For years, the largest saltwater lake in the Western Hemisphere has sprawled across northern Utah, and while its size fluctuates due to its shallowness, the extreme drought gripping the western United States today could become the death of the iconic body of water.
More than 93 percent of the land in seven Western states is in drought conditions, and nearly 59 percent of the area is experiencing extreme or exceptional drought -the two worst conditions – according to figures released by the U.S. Drought Monitor.
And with the severity of the drought in Utah, The Great Salt Lake is expected to reach a 170-year low, and this is on top of the record fire conditions that have already created fires across Utah and the other Western states.
The receding waters of the lake will have a far-reaching effect on not just the region’s ecosystem, but wildlife and human lives as well. And these issues could become very relevant if the lake turns to dust.
This one issue is very concerning for The Deseret News. It is reporting that the Great Salt Lake’s volume has dropped 50 percent overall, and the lake is drying up quickly.
The Great Salt Lake: A remnant of a much bigger lake
The Great Salt Lake is the largest lake in the United States that is not part of the Great Lakes region. It is actually the remnants of Lake Bonneville, a prehistoric lake that covered a good part of western Utah until about 16,800 years ago, when a large portion of the lake was released through the Red Rock Pass in Idaho, causing cataclysmic flooding.

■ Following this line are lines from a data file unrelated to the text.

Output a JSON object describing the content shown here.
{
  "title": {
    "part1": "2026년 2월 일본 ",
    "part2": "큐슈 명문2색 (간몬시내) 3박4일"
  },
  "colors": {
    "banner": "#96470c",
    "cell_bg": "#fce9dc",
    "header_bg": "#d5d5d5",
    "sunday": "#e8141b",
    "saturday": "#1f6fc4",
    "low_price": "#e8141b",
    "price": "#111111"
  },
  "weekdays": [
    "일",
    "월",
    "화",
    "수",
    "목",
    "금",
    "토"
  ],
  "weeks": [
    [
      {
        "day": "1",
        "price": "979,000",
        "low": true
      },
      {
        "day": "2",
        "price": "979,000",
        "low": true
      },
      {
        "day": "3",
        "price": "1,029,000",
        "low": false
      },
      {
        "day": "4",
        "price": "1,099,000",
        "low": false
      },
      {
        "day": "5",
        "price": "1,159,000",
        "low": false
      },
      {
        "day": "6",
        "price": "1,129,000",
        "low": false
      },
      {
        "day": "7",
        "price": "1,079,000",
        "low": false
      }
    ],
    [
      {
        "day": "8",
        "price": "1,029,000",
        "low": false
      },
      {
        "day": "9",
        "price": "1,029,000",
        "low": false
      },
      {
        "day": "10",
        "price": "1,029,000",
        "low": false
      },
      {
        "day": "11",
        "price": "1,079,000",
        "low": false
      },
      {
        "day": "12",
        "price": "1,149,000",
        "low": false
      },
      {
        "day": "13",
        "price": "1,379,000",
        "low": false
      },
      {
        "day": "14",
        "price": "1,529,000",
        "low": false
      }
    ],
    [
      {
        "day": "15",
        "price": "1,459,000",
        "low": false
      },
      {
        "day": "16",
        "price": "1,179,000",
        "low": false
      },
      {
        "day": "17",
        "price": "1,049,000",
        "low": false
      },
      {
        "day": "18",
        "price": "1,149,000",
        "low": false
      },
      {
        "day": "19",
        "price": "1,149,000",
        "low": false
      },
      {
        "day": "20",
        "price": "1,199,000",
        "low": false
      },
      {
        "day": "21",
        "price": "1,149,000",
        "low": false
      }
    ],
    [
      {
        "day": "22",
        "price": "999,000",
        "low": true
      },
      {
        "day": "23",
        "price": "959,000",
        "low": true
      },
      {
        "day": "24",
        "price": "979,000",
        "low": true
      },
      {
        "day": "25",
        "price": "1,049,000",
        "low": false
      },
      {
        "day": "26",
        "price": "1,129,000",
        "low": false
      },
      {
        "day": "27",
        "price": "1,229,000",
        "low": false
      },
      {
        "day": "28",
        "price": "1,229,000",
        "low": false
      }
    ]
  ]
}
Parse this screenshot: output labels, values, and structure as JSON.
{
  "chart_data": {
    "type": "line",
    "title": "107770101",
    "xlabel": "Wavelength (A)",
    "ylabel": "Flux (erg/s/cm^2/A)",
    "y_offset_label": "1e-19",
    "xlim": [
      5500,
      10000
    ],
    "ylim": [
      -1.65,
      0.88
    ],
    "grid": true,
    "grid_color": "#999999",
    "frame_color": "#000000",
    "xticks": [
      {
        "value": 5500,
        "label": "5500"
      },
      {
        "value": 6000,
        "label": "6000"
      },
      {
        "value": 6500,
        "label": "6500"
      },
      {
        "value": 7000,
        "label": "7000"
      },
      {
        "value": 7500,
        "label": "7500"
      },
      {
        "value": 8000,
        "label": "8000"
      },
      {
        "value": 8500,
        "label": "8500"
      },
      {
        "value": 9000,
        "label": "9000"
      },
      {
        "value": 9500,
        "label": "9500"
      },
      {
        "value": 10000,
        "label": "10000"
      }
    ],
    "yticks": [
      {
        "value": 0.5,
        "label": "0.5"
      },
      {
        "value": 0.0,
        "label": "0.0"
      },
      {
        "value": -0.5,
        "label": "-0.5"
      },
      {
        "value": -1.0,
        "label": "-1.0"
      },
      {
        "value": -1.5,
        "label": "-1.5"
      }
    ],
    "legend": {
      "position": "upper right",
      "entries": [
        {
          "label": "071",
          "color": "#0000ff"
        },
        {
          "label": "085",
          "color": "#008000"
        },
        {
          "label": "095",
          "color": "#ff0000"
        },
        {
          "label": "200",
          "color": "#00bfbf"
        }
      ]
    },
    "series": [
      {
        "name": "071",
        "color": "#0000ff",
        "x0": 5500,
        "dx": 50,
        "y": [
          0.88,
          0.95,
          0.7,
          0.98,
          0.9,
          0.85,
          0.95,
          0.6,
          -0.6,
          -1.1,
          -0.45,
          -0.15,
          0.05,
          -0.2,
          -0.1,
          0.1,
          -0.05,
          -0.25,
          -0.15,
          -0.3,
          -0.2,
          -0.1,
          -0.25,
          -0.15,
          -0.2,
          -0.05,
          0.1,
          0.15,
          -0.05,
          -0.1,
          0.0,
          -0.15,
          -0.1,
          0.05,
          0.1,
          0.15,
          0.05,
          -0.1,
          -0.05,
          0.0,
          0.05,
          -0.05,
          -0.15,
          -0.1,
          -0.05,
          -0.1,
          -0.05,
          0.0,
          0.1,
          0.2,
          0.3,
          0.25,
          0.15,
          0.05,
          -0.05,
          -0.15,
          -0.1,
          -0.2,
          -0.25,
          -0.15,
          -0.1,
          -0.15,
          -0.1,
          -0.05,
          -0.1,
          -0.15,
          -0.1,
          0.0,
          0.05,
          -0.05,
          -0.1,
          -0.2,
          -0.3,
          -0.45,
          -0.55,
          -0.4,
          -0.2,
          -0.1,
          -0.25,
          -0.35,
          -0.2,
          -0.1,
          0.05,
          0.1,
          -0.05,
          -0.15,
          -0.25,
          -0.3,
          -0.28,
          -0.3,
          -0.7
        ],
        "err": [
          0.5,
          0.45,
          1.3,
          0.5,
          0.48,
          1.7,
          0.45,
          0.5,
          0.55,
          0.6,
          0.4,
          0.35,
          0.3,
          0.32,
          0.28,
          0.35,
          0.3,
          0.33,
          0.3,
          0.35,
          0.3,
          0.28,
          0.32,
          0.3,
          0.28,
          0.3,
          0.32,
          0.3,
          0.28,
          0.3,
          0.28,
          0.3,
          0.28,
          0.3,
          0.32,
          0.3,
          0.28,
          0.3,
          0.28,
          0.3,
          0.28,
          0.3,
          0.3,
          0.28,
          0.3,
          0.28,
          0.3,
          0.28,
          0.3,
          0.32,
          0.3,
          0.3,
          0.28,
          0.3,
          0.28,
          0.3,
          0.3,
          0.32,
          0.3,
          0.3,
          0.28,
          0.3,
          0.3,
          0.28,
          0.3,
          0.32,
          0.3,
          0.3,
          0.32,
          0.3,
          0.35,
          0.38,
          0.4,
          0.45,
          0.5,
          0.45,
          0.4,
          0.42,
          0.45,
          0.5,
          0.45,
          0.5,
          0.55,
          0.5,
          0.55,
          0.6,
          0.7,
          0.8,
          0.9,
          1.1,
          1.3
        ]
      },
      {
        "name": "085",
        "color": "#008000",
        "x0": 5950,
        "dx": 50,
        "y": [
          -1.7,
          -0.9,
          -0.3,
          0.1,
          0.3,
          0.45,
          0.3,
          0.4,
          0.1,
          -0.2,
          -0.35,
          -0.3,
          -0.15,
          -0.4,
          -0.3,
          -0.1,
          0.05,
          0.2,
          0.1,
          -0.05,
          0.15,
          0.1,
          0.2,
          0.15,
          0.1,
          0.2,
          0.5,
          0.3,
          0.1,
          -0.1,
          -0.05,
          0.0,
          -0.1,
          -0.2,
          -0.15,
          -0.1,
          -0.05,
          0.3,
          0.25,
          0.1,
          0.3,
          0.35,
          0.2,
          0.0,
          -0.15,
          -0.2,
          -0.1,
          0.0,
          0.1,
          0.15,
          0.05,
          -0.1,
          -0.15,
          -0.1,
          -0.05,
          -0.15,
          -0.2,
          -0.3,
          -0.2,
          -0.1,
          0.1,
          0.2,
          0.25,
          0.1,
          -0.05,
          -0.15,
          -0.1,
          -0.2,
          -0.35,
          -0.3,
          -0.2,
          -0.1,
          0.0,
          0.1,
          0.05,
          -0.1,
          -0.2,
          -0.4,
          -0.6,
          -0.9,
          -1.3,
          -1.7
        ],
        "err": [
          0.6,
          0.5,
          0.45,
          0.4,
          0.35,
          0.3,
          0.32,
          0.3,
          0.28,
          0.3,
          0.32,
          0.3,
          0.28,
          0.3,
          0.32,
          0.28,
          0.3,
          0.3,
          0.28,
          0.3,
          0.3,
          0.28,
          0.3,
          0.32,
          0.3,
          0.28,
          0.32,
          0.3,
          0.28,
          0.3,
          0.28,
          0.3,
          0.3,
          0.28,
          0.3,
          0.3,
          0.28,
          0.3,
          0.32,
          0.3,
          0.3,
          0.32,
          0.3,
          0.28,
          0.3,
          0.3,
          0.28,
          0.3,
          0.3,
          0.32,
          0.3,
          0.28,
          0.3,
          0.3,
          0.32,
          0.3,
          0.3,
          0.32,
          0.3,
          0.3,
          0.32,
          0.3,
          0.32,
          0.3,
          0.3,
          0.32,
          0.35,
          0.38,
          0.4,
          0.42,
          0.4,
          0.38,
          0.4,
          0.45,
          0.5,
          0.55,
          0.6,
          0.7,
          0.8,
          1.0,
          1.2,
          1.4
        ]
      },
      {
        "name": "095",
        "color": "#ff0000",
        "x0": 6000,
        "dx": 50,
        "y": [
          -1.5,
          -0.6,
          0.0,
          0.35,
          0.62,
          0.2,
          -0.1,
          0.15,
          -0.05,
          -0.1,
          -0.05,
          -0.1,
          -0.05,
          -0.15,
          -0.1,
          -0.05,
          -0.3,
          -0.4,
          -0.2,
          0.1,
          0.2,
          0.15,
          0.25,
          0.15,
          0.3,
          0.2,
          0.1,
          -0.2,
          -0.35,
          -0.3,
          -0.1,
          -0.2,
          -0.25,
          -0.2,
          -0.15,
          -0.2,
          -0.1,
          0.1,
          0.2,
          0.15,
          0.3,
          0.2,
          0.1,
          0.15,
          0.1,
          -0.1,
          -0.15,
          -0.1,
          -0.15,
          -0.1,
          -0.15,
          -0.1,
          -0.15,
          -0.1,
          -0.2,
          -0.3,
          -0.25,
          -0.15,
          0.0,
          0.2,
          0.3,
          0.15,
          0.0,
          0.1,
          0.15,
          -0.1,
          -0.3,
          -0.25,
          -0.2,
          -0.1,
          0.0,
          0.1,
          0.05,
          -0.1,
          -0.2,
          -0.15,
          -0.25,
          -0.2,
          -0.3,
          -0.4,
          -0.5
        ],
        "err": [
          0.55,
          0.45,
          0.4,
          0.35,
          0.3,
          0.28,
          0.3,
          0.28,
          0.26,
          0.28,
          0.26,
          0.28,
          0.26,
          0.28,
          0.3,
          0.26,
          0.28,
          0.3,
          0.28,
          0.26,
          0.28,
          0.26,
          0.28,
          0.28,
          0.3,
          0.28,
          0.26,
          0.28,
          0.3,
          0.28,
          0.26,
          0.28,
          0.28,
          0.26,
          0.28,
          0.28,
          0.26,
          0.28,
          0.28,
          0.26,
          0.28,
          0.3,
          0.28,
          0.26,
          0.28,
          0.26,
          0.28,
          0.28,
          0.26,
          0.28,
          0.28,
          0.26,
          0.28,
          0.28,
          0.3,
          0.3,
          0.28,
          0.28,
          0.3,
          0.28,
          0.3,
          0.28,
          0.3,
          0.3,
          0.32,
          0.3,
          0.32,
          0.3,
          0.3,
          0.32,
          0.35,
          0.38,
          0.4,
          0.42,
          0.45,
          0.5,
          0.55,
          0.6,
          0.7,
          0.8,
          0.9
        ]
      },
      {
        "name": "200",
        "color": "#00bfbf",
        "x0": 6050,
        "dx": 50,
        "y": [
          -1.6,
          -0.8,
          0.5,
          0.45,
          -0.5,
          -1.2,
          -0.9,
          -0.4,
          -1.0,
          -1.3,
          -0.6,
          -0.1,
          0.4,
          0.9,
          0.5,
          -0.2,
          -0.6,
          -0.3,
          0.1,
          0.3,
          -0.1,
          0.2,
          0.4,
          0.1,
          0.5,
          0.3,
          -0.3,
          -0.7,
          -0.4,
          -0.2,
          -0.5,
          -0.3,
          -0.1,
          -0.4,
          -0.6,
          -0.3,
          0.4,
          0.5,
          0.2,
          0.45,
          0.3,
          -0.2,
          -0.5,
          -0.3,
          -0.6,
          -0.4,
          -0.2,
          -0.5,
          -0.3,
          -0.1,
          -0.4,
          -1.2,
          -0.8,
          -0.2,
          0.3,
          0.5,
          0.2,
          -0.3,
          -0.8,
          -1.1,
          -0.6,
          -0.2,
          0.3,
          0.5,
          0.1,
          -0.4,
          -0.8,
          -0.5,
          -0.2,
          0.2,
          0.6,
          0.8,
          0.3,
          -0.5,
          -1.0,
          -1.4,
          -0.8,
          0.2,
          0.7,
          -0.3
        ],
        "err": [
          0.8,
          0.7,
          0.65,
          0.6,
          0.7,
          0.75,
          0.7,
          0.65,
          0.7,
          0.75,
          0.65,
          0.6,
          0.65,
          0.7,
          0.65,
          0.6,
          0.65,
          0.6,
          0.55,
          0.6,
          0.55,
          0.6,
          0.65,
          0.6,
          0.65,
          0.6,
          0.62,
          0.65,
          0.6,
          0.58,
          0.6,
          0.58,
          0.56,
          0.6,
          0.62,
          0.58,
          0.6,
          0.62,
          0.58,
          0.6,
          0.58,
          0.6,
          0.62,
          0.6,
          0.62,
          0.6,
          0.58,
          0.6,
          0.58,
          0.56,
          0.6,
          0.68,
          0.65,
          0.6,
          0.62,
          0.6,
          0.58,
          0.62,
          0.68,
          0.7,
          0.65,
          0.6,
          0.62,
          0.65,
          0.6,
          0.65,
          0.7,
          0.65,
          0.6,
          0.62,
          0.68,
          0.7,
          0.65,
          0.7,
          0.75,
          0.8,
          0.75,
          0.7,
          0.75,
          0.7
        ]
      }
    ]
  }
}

To give readers an idea of how big Lake Bonneville was – today, the Great Salt Lake covers an area of approximately 1,700 square miles (4,400 square kilometers). It has an average depth of about 16 ft (4.9 meters).
Lake Bonneville, on the other hand, spanned 22,400 square miles (58,000 square kilometers), nearly as large as present-day Lake Michigan, and had an average depth of 923 ft (281 meters).
Today, the Great Salt Lake is fed by three main tributaries, the Jordan, Weber, and Bear rivers. Between them, they deposit 1.1 million tons of minerals in the lake each year. And because the lake has no outlets, this results in the lake having very high salinity levels, much higher than ocean water.
And even though the lake has been occasionally called “America’s Dead Sea,” the lake provides a habitat for millions of birds, including shorebirds and waterfowl, and supports a brine shrimp (Artemia franciscana) industry that supplies 35 to 45 percent of the worldwide supply.
Man’s interference has not helped
Besides the horrific drought conditions, man has not helped the lake. People for years have been diverting water from rivers that flow into the lake to water crops and supply homes. Because the lake is shallow – less water quickly translates to receding shorelines.
Those dry shorelines, coated with a covering crust of minerals are full of naturally occurring arsenic, and when dust storms whip up across those shorelines, a broken crust can spread the pollution for miles.
More exposed lakebed also means more people have ventured onto the crust, including off-road vehicles that damage it, Great Salt Lake coordinator Laura Vernon said.
“The more continued drought we have, the more of the salt crust will be weathered and more dust will become airborne because there’s less of that protective crust layer,” she said.
The swirling dust also could speed the melting of Utah’s snow, according to research by McKenzie Skiles, a snow hydrologist at the University of Utah. And that will just continue the cycle of early snowmelt in the region, feeding into the lack of water.